Baca :Cakada Partai Dinilai Mampu Dongkrak Ekonomi Sumsel
Diketahui, sebagian besar sampak di Kota Palembang berasal dari rumah tangga. Wali Kota Palembang Harnojoyo ingin persoalan sampah dituntaskan dan menghasilkan energi listrik. Ia berharap, proyek tersebut bisa segera terwujud melalui kerja sama dengan IGP.

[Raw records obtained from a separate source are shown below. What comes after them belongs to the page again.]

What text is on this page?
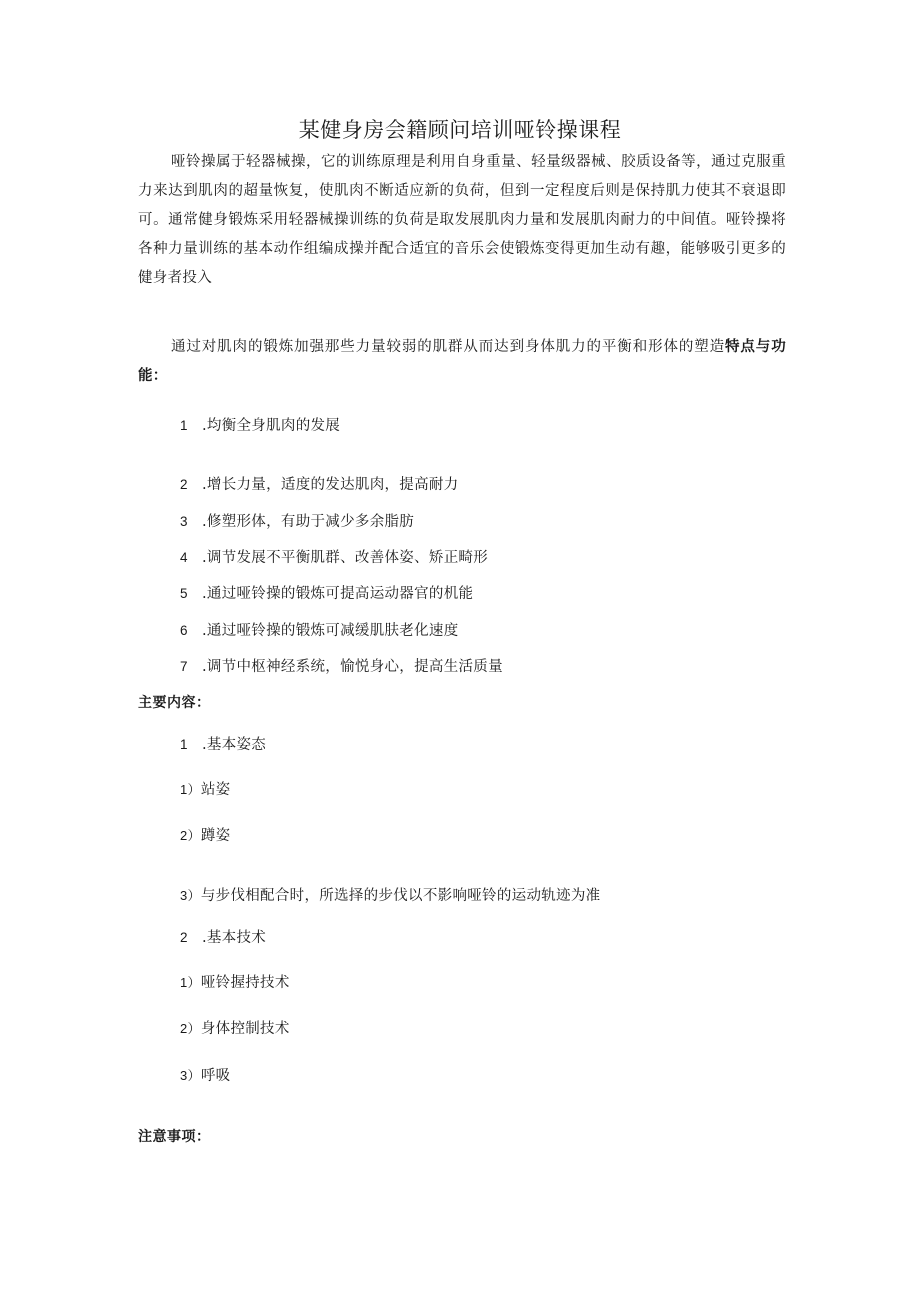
某健身房会籍顾问培训哑铃操课程
哑铃操属于轻器械操，它的训练原理是利用自身重量、轻量级器械、胶质设备等，通过克服重力来达到肌肉的超量恢复，使肌肉不断适应新的负荷，但到一定程度后则是保持肌力使其不衰退即可。通常健身锻炼采用轻器械操训练的负荷是取发展肌肉力量和发展肌肉耐力的中间值。哑铃操将各种力量训练的基本动作组编成操并配合适宜的音乐会使锻炼变得更加生动有趣，能够吸引更多的健身者投入
通过对肌肉的锻炼加强那些力量较弱的肌群从而达到身体肌力的平衡和形体的塑造特点与功能：
1 .均衡全身肌肉的发展
2 .增长力量，适度的发达肌肉，提高耐力
3 .修塑形体，有助于减少多余脂肪
4 .调节发展不平衡肌群、改善体姿、矫正畸形
5 .通过哑铃操的锻炼可提高运动器官的机能
6 .通过哑铃操的锻炼可减缓肌肤老化速度
7 .调节中枢神经系统，愉悦身心，提高生活质量
主要内容：
1 .基本姿态
1）站姿
2）蹲姿
3）与步伐相配合时，所选择的步伐以不影响哑铃的运动轨迹为准
2 .基本技术
1）哑铃握持技术
2）身体控制技术
3）呼吸
注意事项：
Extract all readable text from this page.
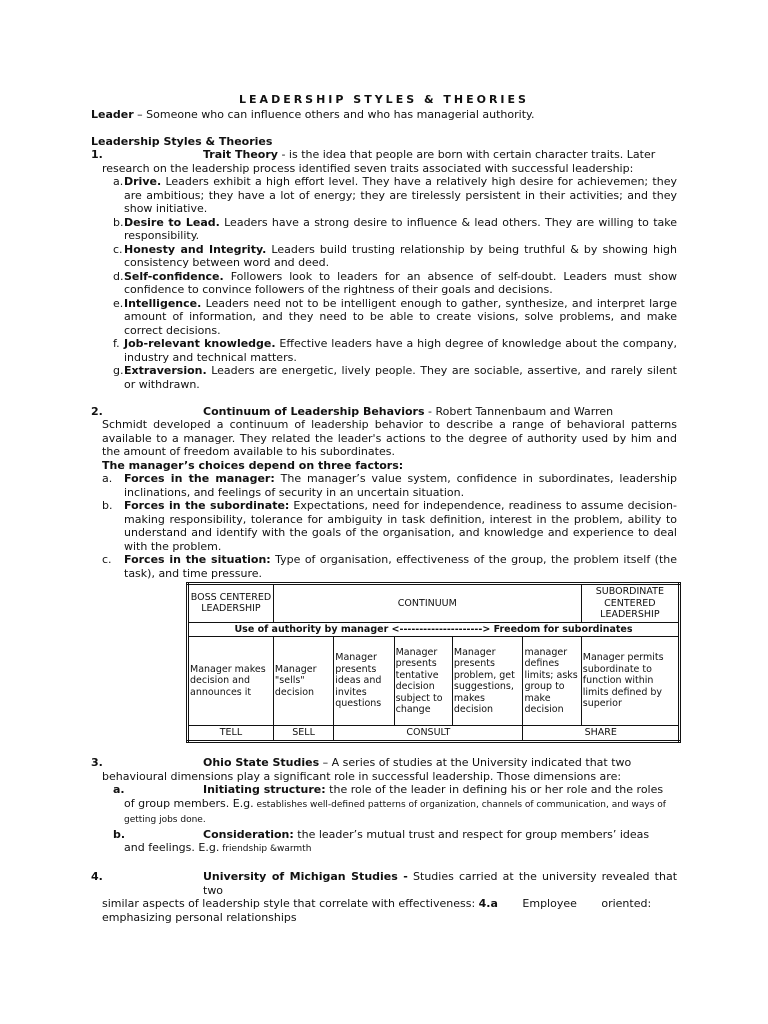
LEADERSHIP STYLES & THEORIES

Leader – Someone who can influence others and who has managerial authority.

Leadership Styles & Theories

1.	Trait Theory - is the idea that people are born with certain character traits. Later

research on the leadership process identified seven traits associated with successful leadership:

a. Drive. Leaders exhibit a high effort level. They have a relatively high desire for achievemen; they are ambitious; they have a lot of energy; they are tirelessly persistent in their activities; and they show initiative.
b. Desire to Lead. Leaders have a strong desire to influence & lead others. They are willing to take responsibility.
c. Honesty and Integrity. Leaders build trusting relationship by being truthful & by showing high consistency between word and deed.
d. Self-confidence. Followers look to leaders for an absence of self-doubt. Leaders must show confidence to convince followers of the rightness of their goals and decisions.
e. Intelligence. Leaders need not to be intelligent enough to gather, synthesize, and interpret large amount of information, and they need to be able to create visions, solve problems, and make correct decisions.
f. Job-relevant knowledge. Effective leaders have a high degree of knowledge about the company, industry and technical matters.
g. Extraversion. Leaders are energetic, lively people. They are sociable, assertive, and rarely silent or withdrawn.
2.	Continuum of Leadership Behaviors - Robert Tannenbaum and Warren

Schmidt developed a continuum of leadership behavior to describe a range of behavioral patterns available to a manager. They related the leader's actions to the degree of authority used by him and the amount of freedom available to his subordinates.

The manager’s choices depend on three factors:

a.	Forces in the manager: The manager’s value system, confidence in subordinates, leadership inclinations, and feelings of security in an uncertain situation.
b.	Forces in the subordinate: Expectations, need for independence, readiness to assume decision-making responsibility, tolerance for ambiguity in task definition, interest in the problem, ability to understand and identify with the goals of the organisation, and knowledge and experience to deal with the problem.
c.	Forces in the situation: Type of organisation, effectiveness of the group, the problem itself (the task), and time pressure.
BOSS CENTERED LEADERSHIP	CONTINUUM					SUBORDINATE CENTERED LEADERSHIP
Use of authority by manager <---------------------> Freedom for subordinates						
Manager makes decision and announces it	Manager "sells" decision	Manager presents ideas and invites questions	Manager presents tentative decision subject to change	Manager presents problem, get suggestions, makes decision	manager defines limits; asks group to make decision	Manager permits subordinate to function within limits defined by superior
TELL	SELL	CONSULT			SHARE	
3.	Ohio State Studies – A series of studies at the University indicated that two

behavioural dimensions play a significant role in successful leadership. Those dimensions are:

a.	Initiating structure: the role of the leader in defining his or her role and the roles
of group members. E.g. establishes well-defined patterns of organization, channels of communication, and ways of getting jobs done.
b.	Consideration: the leader’s mutual trust and respect for group members’ ideas
and feelings. E.g. friendship &warmth
4.	University of Michigan Studies - Studies carried at the university revealed that two

similar aspects of leadership style that correlate with effectiveness: 4.a       Employee       oriented:
emphasizing personal relationships
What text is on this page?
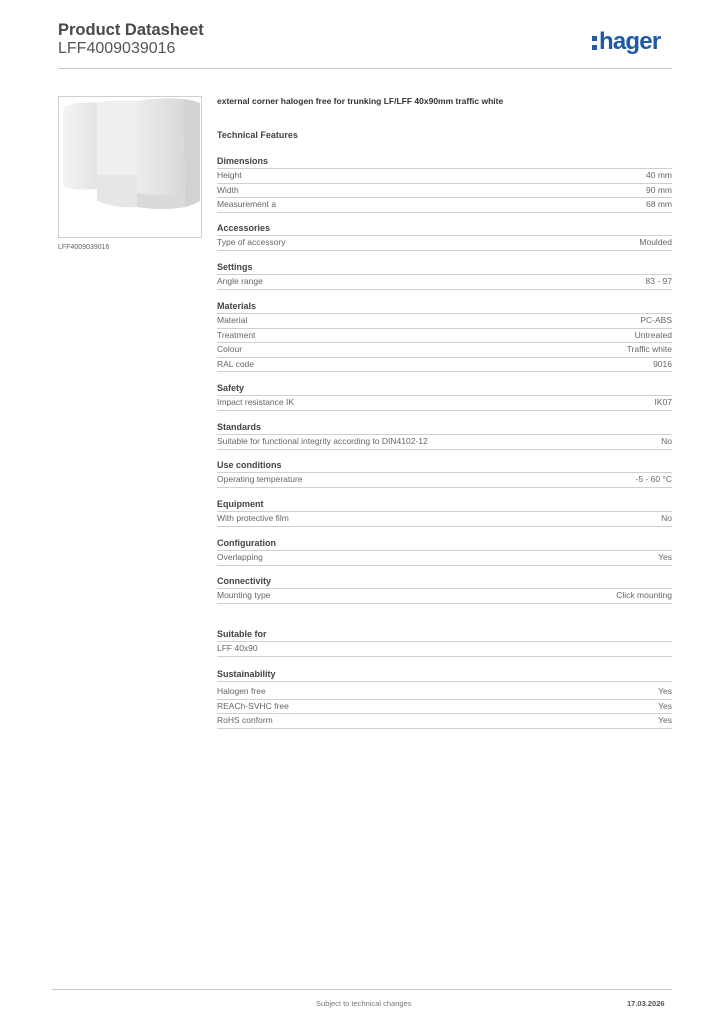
Product Datasheet
LFF4009039016	hager
LFF4009039016
external corner halogen free for trunking LF/LFF 40x90mm traffic white
Technical Features
Dimensions
Height	40 mm
Width	90 mm
Measurement a	68 mm
Accessories
Type of accessory	Moulded
Settings
Angle range	83 - 97
Materials
Material	PC-ABS
Treatment	Untreated
Colour	Traffic white
RAL code	9016
Safety
Impact resistance IK	IK07
Standards
Suitable for functional integrity according to DIN4102-12	No
Use conditions
Operating temperature	-5 - 60 °C
Equipment
With protective film	No
Configuration
Overlapping	Yes
Connectivity
Mounting type	Click mounting
Suitable for
LFF 40x90
Sustainability
Halogen free	Yes
REACh-SVHC free	Yes
RoHS conform	Yes
Subject to technical changes	17.03.2026
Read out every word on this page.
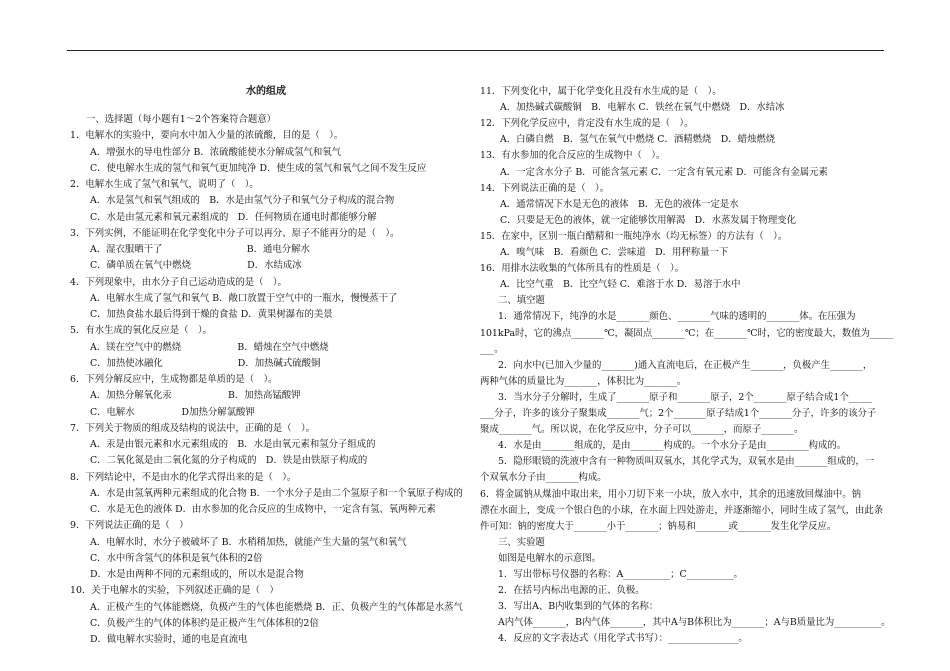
水的组成
一、选择题（每小题有1～2个答案符合题意）
1．电解水的实验中，要向水中加入少量的浓硫酸，目的是（　）。
A．增强水的导电性部分 B．浓硫酸能使水分解成氢气和氧气
C．使电解水生成的氢气和氧气更加纯净 D．使生成的氢气和氧气之间不发生反应
2．电解水生成了氢气和氧气，说明了（　）。
A．水是氢气和氧气组成的　B．水是由氢气分子和氧气分子构成的混合物
C．水是由氢元素和氧元素组成的　D．任何物质在通电时都能够分解
3．下列实例，不能证明在化学变化中分子可以再分、原子不能再分的是（　）。
A．湿衣服晒干了　　　　　　　　　B．通电分解水
C．磷单质在氧气中燃烧　　　　　　D．水结成冰
4．下列现象中，由水分子自己运动造成的是（　）。
A．电解水生成了氢气和氧气 B．敞口放置于空气中的一瓶水，慢慢蒸干了
C．加热食盐水最后得到干燥的食盐 D．黄果树瀑布的美景
5．有水生成的氧化反应是（　）。
A．镁在空气中的燃烧　　　　　　B．蜡烛在空气中燃烧
C．加热使冰融化　　　　　　　　D．加热碱式硫酸铜
6．下列分解反应中，生成物都是单质的是（　）。
A．加热分解氧化汞　　　　　　B．加热高锰酸钾
C．电解水　　　　　D加热分解氯酸钾
7．下列关于物质的组成及结构的说法中，正确的是（　）。
A．汞是由银元素和水元素组成的　B．水是由氧元素和氢分子组成的
C．二氧化氮是由二氧化氮的分子构成的　D．铁是由铁原子构成的
8．下列结论中，不是由水的化学式得出来的是（　）。
A．水是由氢氧两种元素组成的化合物 B．一个水分子是由二个氢原子和一个氧原子构成的
C．水是无色的液体 D．由水参加的化合反应的生成物中，一定含有氢、氧两种元素
9．下列说法正确的是（　）
A．电解水时，水分子被破坏了 B．水稍稍加热，就能产生大量的氢气和氧气
C．水中所含氢气的体积是氧气体积的2倍
D．水是由两种不同的元素组成的，所以水是混合物
10．关于电解水的实验，下列叙述正确的是（　）
A．正极产生的气体能燃烧，负极产生的气体也能燃烧 B．正、负极产生的气体都是水蒸气
C．负极产生的气体的体积约是正极产生气体体积的2倍
D．做电解水实验时，通的电是直流电
11．下列变化中，属于化学变化且没有水生成的是（　）。
A．加热碱式碳酸铜　B．电解水 C．铁丝在氧气中燃烧　D．水结冰
12．下列化学反应中，肯定没有水生成的是（　）。
A．白磷自燃　B．氢气在氧气中燃烧 C．酒精燃烧　D．蜡烛燃烧
13．有水参加的化合反应的生成物中（　）。
A．一定含水分子 B．可能含氢元素 C．一定含有氧元素 D．可能含有金属元素
14．下列说法正确的是（　）。
A．通常情况下水是无色的液体　B．无色的液体一定是水
C．只要是无色的液体，就一定能够饮用解渴　D．水蒸发属于物理变化
15．在家中，区别一瓶白醋精和一瓶纯净水（均无标签）的方法有（　）。
A．嗅气味　B．看颜色 C．尝味道　D．用秤称量一下
16．用排水法收集的气体所具有的性质是（　）。
A．比空气重　B．比空气轻 C．难溶于水 D．易溶于水中
二、填空题
1．通常情况下，纯净的水是_______颜色、_______气味的透明的_______体。在压强为
101kPa时，它的沸点_______℃，凝固点_______℃；在_______℃时，它的密度最大，数值为_____
___。
2．向水中(已加入少量的_______)通入直流电后，在正极产生_______，负极产生_______，
两种气体的质量比为_______，体积比为_______。
3．当水分子分解时，生成了_______原子和_______原子，2个_______原子结合成1个_____
___分子，许多的该分子聚集成_______气；2个_______原子结成1个_______分子，许多的该分子
聚成_______气。所以说，在化学反应中，分子可以_______，而原子_______。
4．水是由_______组成的，是由_______构成的。一个水分子是由_________构成的。
5．隐形眼镜的洗液中含有一种物质叫双氧水，其化学式为，双氧水是由_______组成的，一
个双氧水分子由_______构成。
6．将金属钠从煤油中取出来，用小刀切下来一小块，放入水中，其余的迅速放回煤油中。钠
漂在水面上，变成一个银白色的小球，在水面上四处游走，并逐渐缩小，同时生成了氢气，由此条
件可知：钠的密度大于_______小于_______；钠易和_______或_______发生化学反应。
三、实验题
如图是电解水的示意图。
1．写出带标号仪器的名称：A__________；C__________。
2．在括号内标出电源的正、负极。
3．写出A、B内收集到的气体的名称：
A内气体_______，B内气体_______，其中A与B体积比为_______；A与B质量比为__________。
4．反应的文字表达式（用化学式书写）：_______________。
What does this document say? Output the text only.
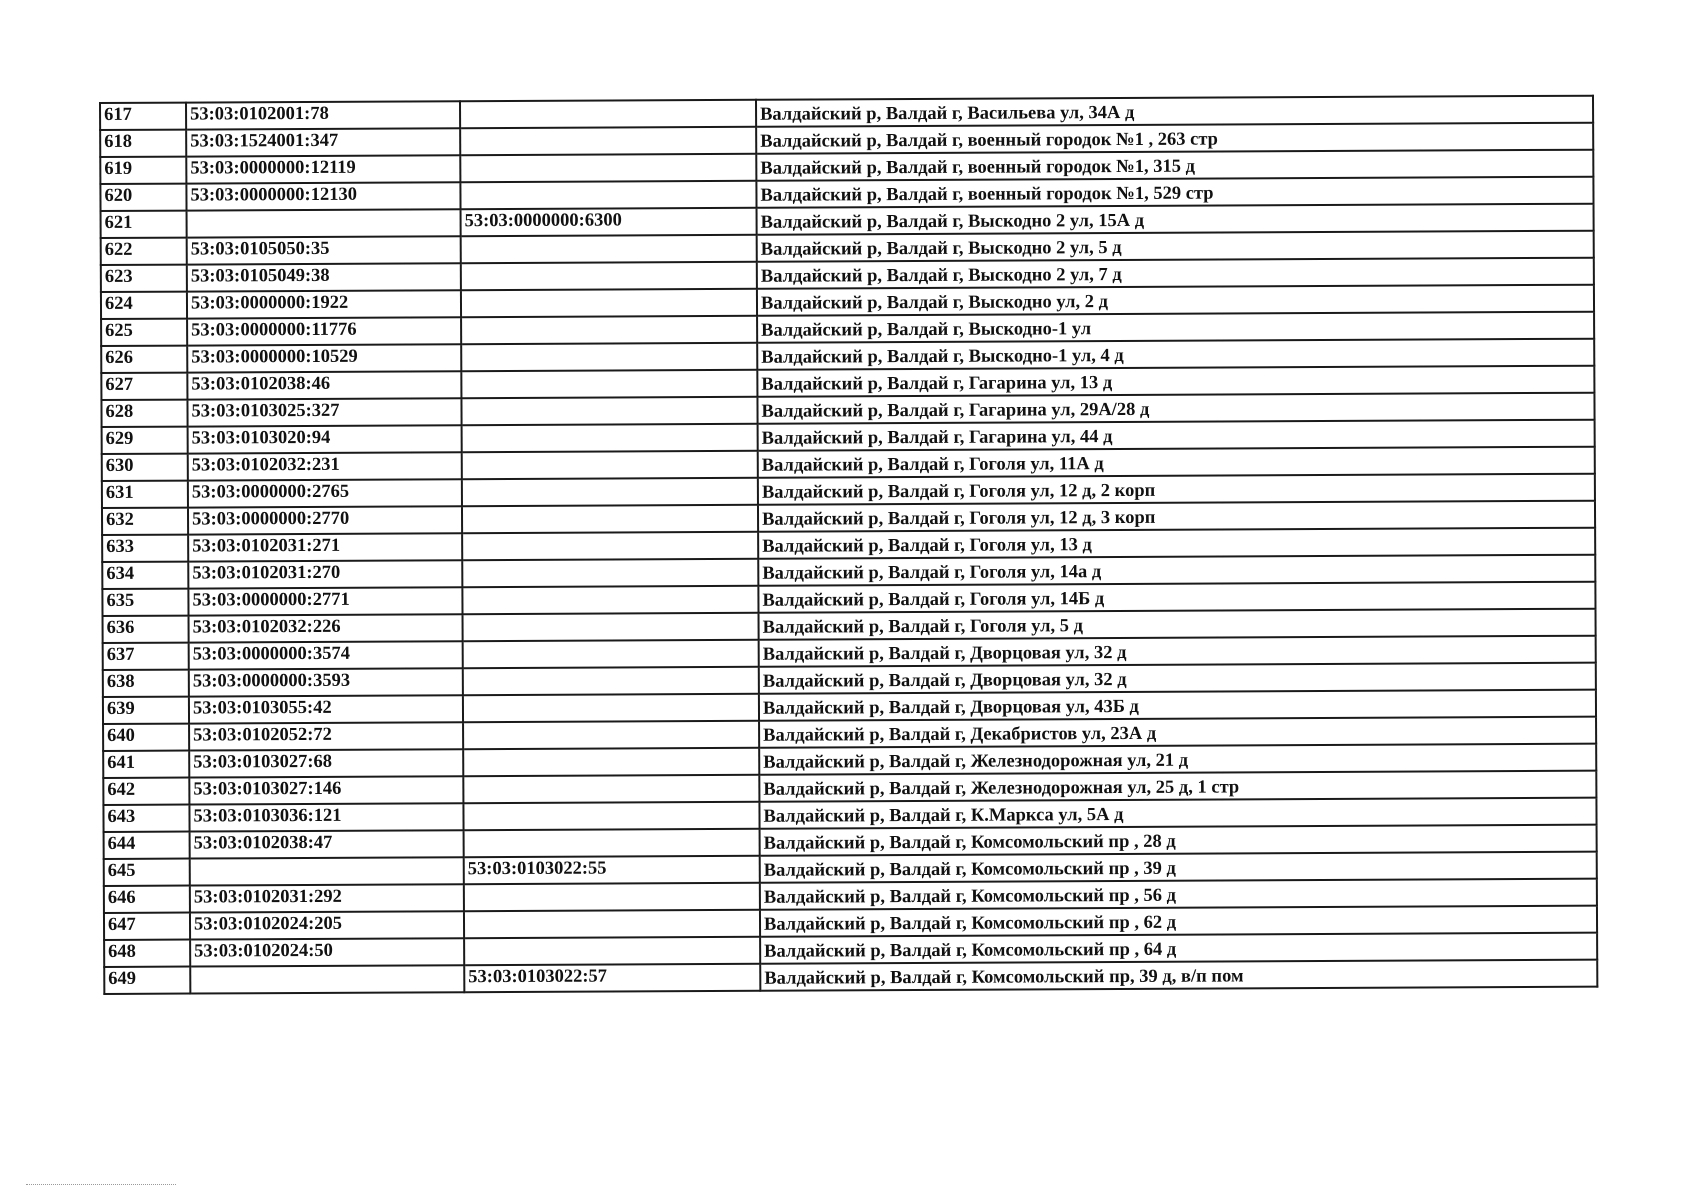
617	53:03:0102001:78		Валдайский р, Валдай г, Васильева ул, 34А д
618	53:03:1524001:347		Валдайский р, Валдай г, военный городок №1 , 263 стр
619	53:03:0000000:12119		Валдайский р, Валдай г, военный городок №1, 315 д
620	53:03:0000000:12130		Валдайский р, Валдай г, военный городок №1, 529 стр
621		53:03:0000000:6300	Валдайский р, Валдай г, Выскодно 2 ул, 15А д
622	53:03:0105050:35		Валдайский р, Валдай г, Выскодно 2 ул, 5 д
623	53:03:0105049:38		Валдайский р, Валдай г, Выскодно 2 ул, 7 д
624	53:03:0000000:1922		Валдайский р, Валдай г, Выскодно ул, 2 д
625	53:03:0000000:11776		Валдайский р, Валдай г, Выскодно-1 ул
626	53:03:0000000:10529		Валдайский р, Валдай г, Выскодно-1 ул, 4 д
627	53:03:0102038:46		Валдайский р, Валдай г, Гагарина ул, 13 д
628	53:03:0103025:327		Валдайский р, Валдай г, Гагарина ул, 29А/28 д
629	53:03:0103020:94		Валдайский р, Валдай г, Гагарина ул, 44 д
630	53:03:0102032:231		Валдайский р, Валдай г, Гоголя ул, 11А д
631	53:03:0000000:2765		Валдайский р, Валдай г, Гоголя ул, 12 д, 2 корп
632	53:03:0000000:2770		Валдайский р, Валдай г, Гоголя ул, 12 д, 3 корп
633	53:03:0102031:271		Валдайский р, Валдай г, Гоголя ул, 13 д
634	53:03:0102031:270		Валдайский р, Валдай г, Гоголя ул, 14а д
635	53:03:0000000:2771		Валдайский р, Валдай г, Гоголя ул, 14Б д
636	53:03:0102032:226		Валдайский р, Валдай г, Гоголя ул, 5 д
637	53:03:0000000:3574		Валдайский р, Валдай г, Дворцовая ул, 32 д
638	53:03:0000000:3593		Валдайский р, Валдай г, Дворцовая ул, 32 д
639	53:03:0103055:42		Валдайский р, Валдай г, Дворцовая ул, 43Б д
640	53:03:0102052:72		Валдайский р, Валдай г, Декабристов ул, 23А д
641	53:03:0103027:68		Валдайский р, Валдай г, Железнодорожная ул, 21 д
642	53:03:0103027:146		Валдайский р, Валдай г, Железнодорожная ул, 25 д, 1 стр
643	53:03:0103036:121		Валдайский р, Валдай г, К.Маркса ул, 5А д
644	53:03:0102038:47		Валдайский р, Валдай г, Комсомольский пр , 28 д
645		53:03:0103022:55	Валдайский р, Валдай г, Комсомольский пр , 39 д
646	53:03:0102031:292		Валдайский р, Валдай г, Комсомольский пр , 56 д
647	53:03:0102024:205		Валдайский р, Валдай г, Комсомольский пр , 62 д
648	53:03:0102024:50		Валдайский р, Валдай г, Комсомольский пр , 64 д
649		53:03:0103022:57	Валдайский р, Валдай г, Комсомольский пр, 39 д, в/п пом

BLPS Rp. 400.000 per ton disanggupi Pemkot Palembang dengan membebankan pembiayaannya secara berbagi dengan pemerintah provinsi (Pemprov) Lampung, APBN, dan CSR. Pengolahan sampah secara termal ini dianggap bermanfaat. Apalago, TPA Sukawinatan yang kapasitasnya tinggal 2 hektare lagi dari total 27 hektar. Pembangunan secara fisik akan segera dilakukan setelah proses perizinan seperti AMDAL dan lainnya selesai di tahun 2022.